I did as told and was called in within days for an interview with AP’s Beirut Bureau Chief Tom Masterson. A taxi fare to AP offices in Kantari was obviously beyond my means, so I made my way there on foot, but armed with a reference letter from Batal.
The interview with Masterson was tough but professional. He quizzed me hard on my reliability and willingness to work six days a week against the clock and at odd hours.
On the six workdays, he explained, the job is to produce in-house by 6:30 in the morning some 80 copies of a 12-page “AP News Bulletin.”
The copies are then sent to Beirut airport, where they are air couriered at 8:00 a.m. by Middle East Airlines (MEA) to ARAMCO (Arabian American Oil Company) headquarters in Dhahran.
My duty is to report to work at 4:00 a.m., pick up the overnight news roll from the ticker, quickly do the “copy tasting” and editing, and ready the news items for sequential typing.
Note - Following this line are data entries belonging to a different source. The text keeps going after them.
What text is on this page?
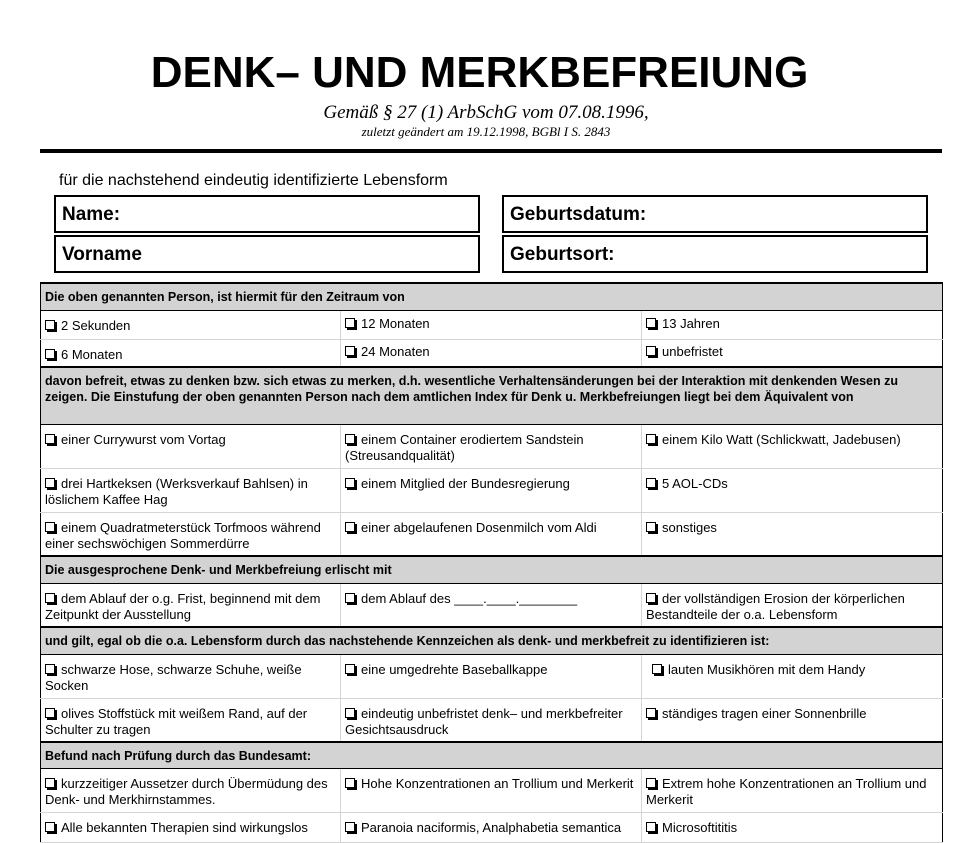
DENK– UND MERKBEFREIUNG
Gemäß § 27 (1) ArbSchG vom 07.08.1996,
zuletzt geändert am 19.12.1998, BGBl I S. 2843
für die nachstehend eindeutig identifizierte Lebensform
Name:	Geburtsdatum:
Vorname	Geburtsort:
Die oben genannten Person, ist hiermit für den Zeitraum von		
2 Sekunden	12 Monaten	13 Jahren
6 Monaten	24 Monaten	unbefristet
davon befreit, etwas zu denken bzw. sich etwas zu merken, d.h. wesentliche Verhaltensänderungen bei der Interaktion mit denkenden Wesen zu zeigen. Die Einstufung der oben genannten Person nach dem amtlichen Index für Denk u. Merkbefreiungen liegt bei dem Äquivalent von		
einer Currywurst vom Vortag	einem Container erodiertem Sandstein (Streusandqualität)	einem Kilo Watt (Schlickwatt, Jadebusen)
drei Hartkeksen (Werksverkauf Bahlsen) in löslichem Kaffee Hag	einem Mitglied der Bundesregierung	5 AOL-CDs
einem Quadratmeterstück Torfmoos während einer sechswöchigen Sommerdürre	einer abgelaufenen Dosenmilch vom Aldi	sonstiges
Die ausgesprochene Denk- und Merkbefreiung erlischt mit		
dem Ablauf der o.g. Frist, beginnend mit dem Zeitpunkt der Ausstellung	dem Ablauf des ____.____.________	der vollständigen Erosion der körperlichen Bestandteile der o.a. Lebensform
und gilt, egal ob die o.a. Lebensform durch das nachstehende Kennzeichen als denk- und merkbefreit zu identifizieren ist:		
schwarze Hose, schwarze Schuhe, weiße Socken	eine umgedrehte Baseballkappe	lauten Musikhören mit dem Handy
olives Stoffstück mit weißem Rand, auf der Schulter zu tragen	eindeutig unbefristet denk– und merkbefreiter Gesichtsausdruck	ständiges tragen einer Sonnenbrille
Befund nach Prüfung durch das Bundesamt:		
kurzzeitiger Aussetzer durch Übermüdung des Denk- und Merkhirnstammes.	Hohe Konzentrationen an Trollium und Merkerit	Extrem hohe Konzentrationen an Trollium und Merkerit
Alle bekannten Therapien sind wirkungslos	Paranoia naciformis, Analphabetia semantica	Microsoftititis
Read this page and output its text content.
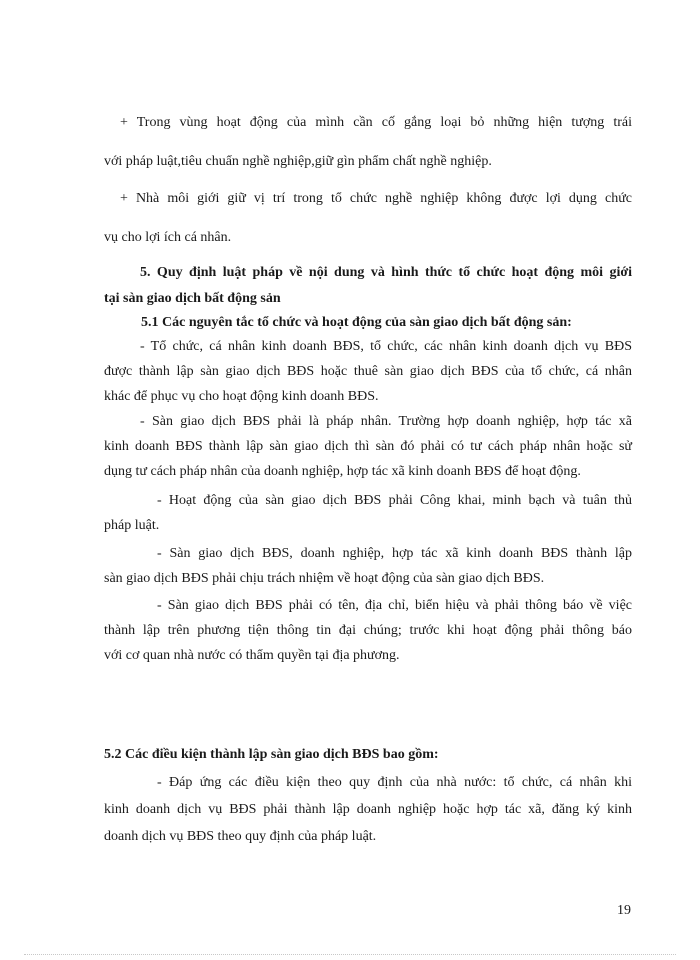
+ Trong vùng hoạt động của mình cần cố gắng loại bỏ những hiện tượng trái
với pháp luật,tiêu chuẩn nghề nghiệp,giữ gìn phẩm chất nghề nghiệp.
+ Nhà môi giới giữ vị trí trong tổ chức nghề nghiệp không được lợi dụng chức
vụ cho lợi ích cá nhân.
5. Quy định luật pháp về nội dung và hình thức tổ chức hoạt động môi giới
tại sàn giao dịch bất động sản
5.1 Các nguyên tắc tổ chức và hoạt động của sàn giao dịch bất động sản:
- Tổ chức, cá nhân kinh doanh BĐS, tổ chức, các nhân kinh doanh dịch vụ BĐS
được thành lập sàn giao dịch BĐS hoặc thuê sàn giao dịch BĐS của tổ chức, cá nhân
khác để phục vụ cho hoạt động kinh doanh BĐS.
- Sàn giao dịch BĐS phải là pháp nhân. Trường hợp doanh nghiệp, hợp tác xã
kinh doanh BĐS thành lập sàn giao dịch thì sàn đó phải có tư cách pháp nhân hoặc sử
dụng tư cách pháp nhân của doanh nghiệp, hợp tác xã kinh doanh BĐS để hoạt động.
- Hoạt động của sàn giao dịch BĐS phải Công khai, minh bạch và tuân thủ
pháp luật.
- Sàn giao dịch BĐS, doanh nghiệp, hợp tác xã kinh doanh BĐS thành lập
sàn giao dịch BĐS phải chịu trách nhiệm về hoạt động của sàn giao dịch BĐS.
- Sàn giao dịch BĐS phải có tên, địa chỉ, biển hiệu và phải thông báo về việc
thành lập trên phương tiện thông tin đại chúng; trước khi hoạt động phải thông báo
với cơ quan nhà nước có thẩm quyền tại địa phương.
5.2 Các điều kiện thành lập sàn giao dịch BĐS bao gồm:
- Đáp ứng các điều kiện theo quy định của nhà nước: tổ chức, cá nhân khi
kinh doanh dịch vụ BĐS phải thành lập doanh nghiệp hoặc hợp tác xã, đăng ký kinh
doanh dịch vụ BĐS theo quy định của pháp luật.
19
A skilled typist comes in before 5:00 a.m. and keys in the copy on 12 consecutive stencil-typing sheets. I proofread these then turn them over, one sheet at a time, to the office assistant. He uses the stencil duplicator to produce 80 copies of each before stapling, packaging and taking the lot to the airport.
Masterson explained that Bulletin content was aimed at American executives.
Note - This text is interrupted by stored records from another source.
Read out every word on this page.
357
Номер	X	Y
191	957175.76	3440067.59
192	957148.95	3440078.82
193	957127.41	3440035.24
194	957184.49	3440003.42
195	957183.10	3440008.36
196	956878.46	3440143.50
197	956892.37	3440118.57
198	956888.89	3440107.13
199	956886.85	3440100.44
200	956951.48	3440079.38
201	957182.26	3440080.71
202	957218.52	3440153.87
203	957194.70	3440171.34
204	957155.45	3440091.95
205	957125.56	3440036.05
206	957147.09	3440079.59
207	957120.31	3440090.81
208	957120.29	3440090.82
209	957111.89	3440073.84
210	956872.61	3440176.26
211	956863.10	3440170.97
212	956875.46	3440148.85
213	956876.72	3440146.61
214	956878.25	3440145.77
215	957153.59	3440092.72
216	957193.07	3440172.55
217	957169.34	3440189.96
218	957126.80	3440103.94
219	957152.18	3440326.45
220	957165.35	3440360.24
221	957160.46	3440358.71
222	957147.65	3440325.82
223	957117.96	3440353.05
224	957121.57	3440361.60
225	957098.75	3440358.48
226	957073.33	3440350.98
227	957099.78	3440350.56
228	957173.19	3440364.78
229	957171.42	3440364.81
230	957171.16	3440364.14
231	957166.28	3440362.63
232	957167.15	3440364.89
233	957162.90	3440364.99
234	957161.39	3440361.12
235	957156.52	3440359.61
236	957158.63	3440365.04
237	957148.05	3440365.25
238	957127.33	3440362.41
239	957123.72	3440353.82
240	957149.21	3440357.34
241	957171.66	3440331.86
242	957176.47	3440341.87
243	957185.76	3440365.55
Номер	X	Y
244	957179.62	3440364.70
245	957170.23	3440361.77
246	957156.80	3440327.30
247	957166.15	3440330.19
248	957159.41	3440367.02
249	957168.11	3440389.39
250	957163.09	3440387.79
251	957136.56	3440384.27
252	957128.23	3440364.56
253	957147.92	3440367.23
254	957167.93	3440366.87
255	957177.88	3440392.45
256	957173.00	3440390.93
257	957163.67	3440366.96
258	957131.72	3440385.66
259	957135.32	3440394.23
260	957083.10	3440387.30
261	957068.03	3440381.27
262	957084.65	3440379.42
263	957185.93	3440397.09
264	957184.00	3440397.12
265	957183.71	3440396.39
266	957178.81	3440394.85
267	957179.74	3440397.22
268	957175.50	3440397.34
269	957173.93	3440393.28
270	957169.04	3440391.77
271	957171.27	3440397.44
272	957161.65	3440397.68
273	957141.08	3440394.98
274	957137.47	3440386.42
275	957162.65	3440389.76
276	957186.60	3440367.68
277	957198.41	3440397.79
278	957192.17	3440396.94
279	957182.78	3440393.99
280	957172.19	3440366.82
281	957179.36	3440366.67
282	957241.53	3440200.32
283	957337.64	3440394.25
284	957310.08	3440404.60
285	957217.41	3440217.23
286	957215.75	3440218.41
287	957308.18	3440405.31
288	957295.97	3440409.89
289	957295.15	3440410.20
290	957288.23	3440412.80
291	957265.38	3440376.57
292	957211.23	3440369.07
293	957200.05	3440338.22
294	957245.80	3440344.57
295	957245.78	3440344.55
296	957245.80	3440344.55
The audience, he said, was the top brass of ARAMCO who had little, if any, access to fresh home news.
So when “copy-tasting,” he instructed me, concentrate on U.S. national news (both hard and light), Elvis Presley, American football, basketball and baseball, the Wall Street roundup and closing stock prices.
Oh, and my job title and salary?
Masterson said the monthly salary for “Editor of the AP News Bulletin” is 160 Lebanese pounds, or about $80. I accepted the job offer and the proposed starting date right away.
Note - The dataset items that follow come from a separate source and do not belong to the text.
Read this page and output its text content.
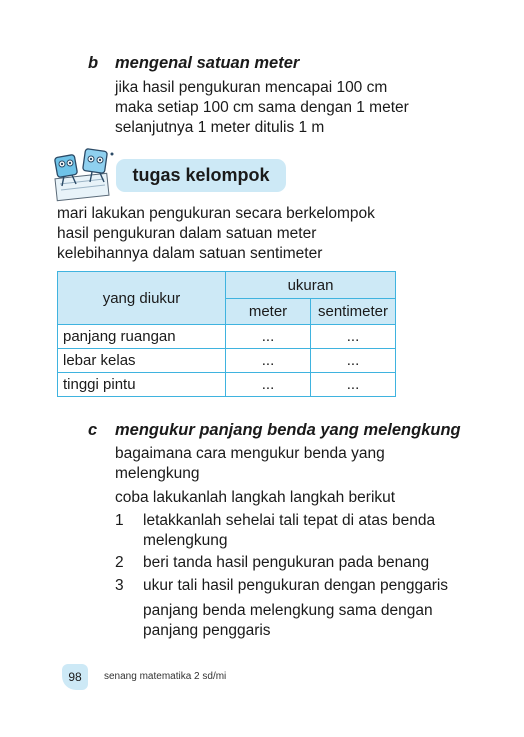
b mengenal satuan meter
jika hasil pengukuran mencapai 100 cm
maka setiap 100 cm sama dengan 1 meter
selanjutnya 1 meter ditulis 1 m
tugas kelompok
mari lakukan pengukuran secara berkelompok
hasil pengukuran dalam satuan meter
kelebihannya dalam satuan sentimeter
yang diukur	ukuran	
	meter	sentimeter
panjang ruangan	...	...
lebar kelas	...	...
tinggi pintu	...	...
c mengukur panjang benda yang melengkung
bagaimana cara mengukur benda yang
melengkung
coba lakukanlah langkah langkah berikut
1 letakkanlah sehelai tali tepat di atas benda
melengkung
2 beri tanda hasil pengukuran pada benang
3 ukur tali hasil pengukuran dengan penggaris
panjang benda melengkung sama dengan
panjang penggaris
98	senang matematika 2 sd/mi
I was ecstatic at the prospect of serving as editor with The Associated Press for serious pocket money while still an undergraduate.
I swiftly worked out a schedule for getting to work on time, meeting the deadline for producing the bulletin, and then arriving at AUB before the start of my first course.
Our home being in Ras el-Nabeh, I could only walk to work in Kantari. There was no tramway or servees (shared taxi) at 3:00-3:30 in the morning. Making the journey by private taxi six mornings a week was too expensive.
Hence my definitive timetable:
-- Wake up at 3:00 a.m.
-- Set out on foot to Kantari at 3:15
-- Be at my desk around 3:50
-- Finish the day’s job and leave AP’s premises shortly after 6:30
-- Walk to the bakery opposite the AUB Main Gate to pick up a mankoushe (Lebanese pizza topped with thyme, sesame and olive oil) for breakfast at 7:10
-- Enter the classroom at 7:30
I happily kept up this schedule for 14 consecutive months, after which I resigned carrying an admirable reference from Masterson to take up a fulltime journalistic challenge elsewhere.